Una obra fundamental creada en plena guerra civil es la titulada Bodegón con Zapato Viejo, de la que el propio artista escribiría después que contiene todos los símbolos trágicos del período: una miserable hogaza, un zapato viejo, una manzana perforada por un tenedor y una botella que parece arder.
Tras la derrota de la República y exiliado ya en Francia, Miró produce la llamada «Serie Barcelona», cincuenta litografías que representan a ogros, dictadores y a víctimas de la represión franquista, serie que cubre una de las paredes de la exposición.
Siguen las Constelaciones, que completa en el primer semestre de 1940 antes de que la invasión alemana le obligue a regresar a España para iniciar una larga etapa de «exilio interior» en Mallorca, que durará hasta la muerte de Franco en 1975.
Con todo, Miró viaja a Nueva York en 1947 y vuelve a visitar París al año siguiente, y comienza a crear esculturas a base de objetos encontrados, una de las conocidas prácticas surrealistas, de los que se muestran también algunos ejemplos en Londres.
La Tate se enorgullece justamente de haber logrado reunir por primera vez cinco trípticos monumentales creados entre 1961 y 1974 por un Miró inspirado en los grandes formatos del expresionismo abstracto norteamericano y posibilitados por las dimensiones del estudio que creó para él en Palma de Mallorca Josep Lluis Sert.

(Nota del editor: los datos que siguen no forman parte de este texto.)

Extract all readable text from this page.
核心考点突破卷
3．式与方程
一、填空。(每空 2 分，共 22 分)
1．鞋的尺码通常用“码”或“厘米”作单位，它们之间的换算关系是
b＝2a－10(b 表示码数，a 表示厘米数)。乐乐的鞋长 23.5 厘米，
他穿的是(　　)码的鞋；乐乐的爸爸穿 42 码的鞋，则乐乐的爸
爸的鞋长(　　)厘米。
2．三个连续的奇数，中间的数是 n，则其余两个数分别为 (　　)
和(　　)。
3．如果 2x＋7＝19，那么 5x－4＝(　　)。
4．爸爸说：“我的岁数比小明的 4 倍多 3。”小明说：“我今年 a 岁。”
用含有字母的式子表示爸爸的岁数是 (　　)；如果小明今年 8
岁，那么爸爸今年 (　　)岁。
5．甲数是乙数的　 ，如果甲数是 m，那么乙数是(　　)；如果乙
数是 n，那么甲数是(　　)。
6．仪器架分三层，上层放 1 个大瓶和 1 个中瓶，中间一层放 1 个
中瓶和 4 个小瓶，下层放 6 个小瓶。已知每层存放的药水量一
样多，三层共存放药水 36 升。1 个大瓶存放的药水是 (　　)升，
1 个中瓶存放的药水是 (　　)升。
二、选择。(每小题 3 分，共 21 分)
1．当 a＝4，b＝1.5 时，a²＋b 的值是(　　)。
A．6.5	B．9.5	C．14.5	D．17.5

El intenso colorido de los titulados Azul I, II y III, de 1961, y los Murales I, II y III, contrasta con otros trípticos: «Pintura sobre Fondo Blanco para la Celda de un Solitario» o «La Esperanza de un Condenado» (1974, año de la ejecución del anarquista catalán Salvador Puig Antich), ambos de la Fundación Miró, cuya simplicidad de líneas parecen invitar a la meditación zen.
La serenidad que transmiten esas pinturas está a millas de distancia de la rabia que desprenden las «telas quemadas» de finales de los sesenta –años de la revolución estudiantil europea y de protestas en España contra el régimen– o la fuerza explosiva del tríptico «Fuegos de Artificio», creado cuando el artista era ya octogenario.